To make matters worse, my head was pounding. Angry pops of
hurt that refused to leave me alone, scraping up against the inner tunneling of
my head, filling the gaps with reckless waves of pain.
This is the worst day
of my life.
It was early June. School was almost over and there was
little to be accomplished in the classrooms. Teachers brought the kids outside
to sit in a circle and weave dandelions in the little girls’ hair and catch
grasshoppers for the boys. To quiz the group on their freshly-learned
vocabulary and create stories with those new words.

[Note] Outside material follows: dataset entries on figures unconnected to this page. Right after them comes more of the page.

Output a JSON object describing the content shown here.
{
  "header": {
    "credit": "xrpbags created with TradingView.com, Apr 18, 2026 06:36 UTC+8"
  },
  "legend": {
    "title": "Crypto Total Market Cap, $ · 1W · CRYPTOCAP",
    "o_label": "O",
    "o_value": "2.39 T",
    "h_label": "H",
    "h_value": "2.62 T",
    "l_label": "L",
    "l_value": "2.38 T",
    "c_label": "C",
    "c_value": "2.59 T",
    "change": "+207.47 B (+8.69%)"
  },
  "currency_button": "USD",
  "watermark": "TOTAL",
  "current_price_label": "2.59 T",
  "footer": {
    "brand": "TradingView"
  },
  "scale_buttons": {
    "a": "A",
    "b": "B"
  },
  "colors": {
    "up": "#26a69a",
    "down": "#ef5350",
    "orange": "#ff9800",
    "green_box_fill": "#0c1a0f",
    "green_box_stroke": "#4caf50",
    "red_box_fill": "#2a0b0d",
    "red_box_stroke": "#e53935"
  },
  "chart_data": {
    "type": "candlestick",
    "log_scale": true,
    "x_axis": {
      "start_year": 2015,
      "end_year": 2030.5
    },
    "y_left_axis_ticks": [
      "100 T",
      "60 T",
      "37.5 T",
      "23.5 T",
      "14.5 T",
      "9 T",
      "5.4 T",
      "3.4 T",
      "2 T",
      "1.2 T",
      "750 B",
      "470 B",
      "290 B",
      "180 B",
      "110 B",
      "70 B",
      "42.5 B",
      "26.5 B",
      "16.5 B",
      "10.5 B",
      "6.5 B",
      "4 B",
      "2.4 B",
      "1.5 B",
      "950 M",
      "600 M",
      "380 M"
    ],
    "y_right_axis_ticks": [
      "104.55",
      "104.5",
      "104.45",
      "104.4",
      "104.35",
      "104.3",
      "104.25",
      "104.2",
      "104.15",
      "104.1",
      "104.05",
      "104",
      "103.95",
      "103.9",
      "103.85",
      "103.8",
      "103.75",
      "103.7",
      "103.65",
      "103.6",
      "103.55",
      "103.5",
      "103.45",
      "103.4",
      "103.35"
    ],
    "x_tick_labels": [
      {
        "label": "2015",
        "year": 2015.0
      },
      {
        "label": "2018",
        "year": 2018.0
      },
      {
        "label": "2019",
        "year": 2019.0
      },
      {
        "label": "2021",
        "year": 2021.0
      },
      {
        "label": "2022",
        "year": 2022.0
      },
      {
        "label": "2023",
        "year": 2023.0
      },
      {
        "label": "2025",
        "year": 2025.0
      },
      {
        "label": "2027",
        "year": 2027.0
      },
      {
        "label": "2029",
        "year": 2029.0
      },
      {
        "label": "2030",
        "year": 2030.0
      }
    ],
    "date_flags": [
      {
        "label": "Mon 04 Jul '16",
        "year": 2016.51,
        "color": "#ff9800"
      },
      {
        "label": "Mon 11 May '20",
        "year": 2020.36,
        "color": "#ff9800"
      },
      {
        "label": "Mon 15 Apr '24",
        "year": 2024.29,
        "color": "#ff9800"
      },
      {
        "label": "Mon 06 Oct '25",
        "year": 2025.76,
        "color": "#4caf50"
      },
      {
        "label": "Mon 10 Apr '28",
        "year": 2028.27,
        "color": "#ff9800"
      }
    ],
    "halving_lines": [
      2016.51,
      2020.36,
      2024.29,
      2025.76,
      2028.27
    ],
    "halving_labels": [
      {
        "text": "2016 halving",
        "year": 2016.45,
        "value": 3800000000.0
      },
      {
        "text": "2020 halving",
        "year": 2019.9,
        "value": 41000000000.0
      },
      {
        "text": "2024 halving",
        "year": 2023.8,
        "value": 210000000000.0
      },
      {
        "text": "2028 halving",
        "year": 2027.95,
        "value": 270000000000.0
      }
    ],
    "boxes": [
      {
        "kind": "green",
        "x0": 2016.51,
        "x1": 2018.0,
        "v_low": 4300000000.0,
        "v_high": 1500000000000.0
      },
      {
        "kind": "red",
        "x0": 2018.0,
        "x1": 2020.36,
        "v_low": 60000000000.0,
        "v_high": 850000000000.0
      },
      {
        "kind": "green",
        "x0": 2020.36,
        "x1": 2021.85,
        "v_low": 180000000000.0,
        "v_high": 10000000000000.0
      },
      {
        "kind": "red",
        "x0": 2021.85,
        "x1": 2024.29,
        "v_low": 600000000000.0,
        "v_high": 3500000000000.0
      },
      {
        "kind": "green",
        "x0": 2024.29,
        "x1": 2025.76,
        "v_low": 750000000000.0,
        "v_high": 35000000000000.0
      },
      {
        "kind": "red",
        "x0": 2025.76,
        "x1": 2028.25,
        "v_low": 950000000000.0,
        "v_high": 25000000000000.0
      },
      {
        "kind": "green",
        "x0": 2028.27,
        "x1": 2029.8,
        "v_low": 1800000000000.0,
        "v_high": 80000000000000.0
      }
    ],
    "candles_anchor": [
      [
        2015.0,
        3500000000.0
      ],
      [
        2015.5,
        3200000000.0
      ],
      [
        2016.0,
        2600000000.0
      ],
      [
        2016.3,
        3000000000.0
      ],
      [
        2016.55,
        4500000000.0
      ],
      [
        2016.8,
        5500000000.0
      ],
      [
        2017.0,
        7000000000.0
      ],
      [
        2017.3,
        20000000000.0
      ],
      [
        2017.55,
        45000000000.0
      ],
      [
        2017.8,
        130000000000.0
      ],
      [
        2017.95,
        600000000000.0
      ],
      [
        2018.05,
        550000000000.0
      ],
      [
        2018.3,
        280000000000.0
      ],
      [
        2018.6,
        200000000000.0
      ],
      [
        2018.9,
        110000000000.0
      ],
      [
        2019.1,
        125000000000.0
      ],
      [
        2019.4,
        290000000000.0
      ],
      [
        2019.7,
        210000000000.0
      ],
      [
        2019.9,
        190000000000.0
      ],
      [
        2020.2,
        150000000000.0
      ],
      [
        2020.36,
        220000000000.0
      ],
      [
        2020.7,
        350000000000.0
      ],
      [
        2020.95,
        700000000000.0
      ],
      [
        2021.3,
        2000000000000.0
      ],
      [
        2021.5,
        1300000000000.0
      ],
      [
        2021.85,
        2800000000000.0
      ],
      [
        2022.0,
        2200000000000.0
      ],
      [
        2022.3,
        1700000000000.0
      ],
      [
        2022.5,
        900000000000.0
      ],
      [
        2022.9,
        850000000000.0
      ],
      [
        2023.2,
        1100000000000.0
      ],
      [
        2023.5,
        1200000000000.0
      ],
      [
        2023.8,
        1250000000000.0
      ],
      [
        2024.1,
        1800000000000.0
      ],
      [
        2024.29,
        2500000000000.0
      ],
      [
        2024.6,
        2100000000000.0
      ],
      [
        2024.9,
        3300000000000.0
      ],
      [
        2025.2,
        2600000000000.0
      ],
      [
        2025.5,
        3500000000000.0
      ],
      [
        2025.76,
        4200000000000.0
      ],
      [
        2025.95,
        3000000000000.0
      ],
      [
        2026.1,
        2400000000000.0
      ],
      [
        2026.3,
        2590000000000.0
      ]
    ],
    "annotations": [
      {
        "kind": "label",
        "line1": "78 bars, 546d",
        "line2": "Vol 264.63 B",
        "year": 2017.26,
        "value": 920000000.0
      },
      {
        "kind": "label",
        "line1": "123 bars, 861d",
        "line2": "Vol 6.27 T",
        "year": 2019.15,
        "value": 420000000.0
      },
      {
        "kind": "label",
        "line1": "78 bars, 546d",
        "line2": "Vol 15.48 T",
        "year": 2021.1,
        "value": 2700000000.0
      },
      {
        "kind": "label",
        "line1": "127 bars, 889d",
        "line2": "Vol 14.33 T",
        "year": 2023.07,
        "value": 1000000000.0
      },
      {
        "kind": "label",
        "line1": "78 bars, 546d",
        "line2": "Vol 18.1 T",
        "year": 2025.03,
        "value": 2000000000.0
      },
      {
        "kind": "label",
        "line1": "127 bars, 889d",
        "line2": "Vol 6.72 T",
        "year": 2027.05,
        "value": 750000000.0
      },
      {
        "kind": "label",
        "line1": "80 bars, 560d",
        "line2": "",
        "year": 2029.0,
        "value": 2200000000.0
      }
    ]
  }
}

To laugh and bond and play
in the warm shade that the beating sun created with its marriage to the trees. The
four walls of the school were forgotten as children laughed the afternoon away
under their melting blue ceiling poking through the harbored peeking holes in
the branches.
And I was not there.
I lay there on the couch, my eyes barely able to focus on
the blinking and flashing VCR. Don Quixote was there atop a plump, smiling ass,
his chin crooning up to the heavens as he proudly rode down what should have
been the quiet road. But his anthem followed him along his journey, a trot and
a kick and a boom and a tra-la-la of adventure song, attributing the notes to
his bravery and valor.
I was too uncomfortable to care.
My head lay against a swampy pillow on the couch, a blanket
knotted up in a ball at my feet. A sudden surge of frozen air swept over me,
causing my spine to curl against my back, a tremor to overtake my frail body. The
aching coupled with a moan as I shuffled my feet, capturing the blanket and
slid it up toward my arms. I grabbed at the quilted squares, pinks and roses
and purples and greens sewn together in an endearing pattern.
I will always
associate that blanket with being sick.
And then, a moment of peace. Of wonder. Of calm and of
beauty and of perfect medicine.
The household cat—be it Checkers the dark gray and tuft
white feline or Buster with the lightened gray coat or Stubby the three-legged
cat— jumped up on my hot and cold stomach and nestled himself against me. It
was as though he knew I was at the end of the rope, the deepest depth of the
pit, the last straw of my sickly camel. He fell into a thunderous purr, brushing
his head against my temperature-rising skin.
I fell into slumber, the adventurous chime of Quixote and
the happy rhythm of my cat setting my sickened and uncomfortable body to rest.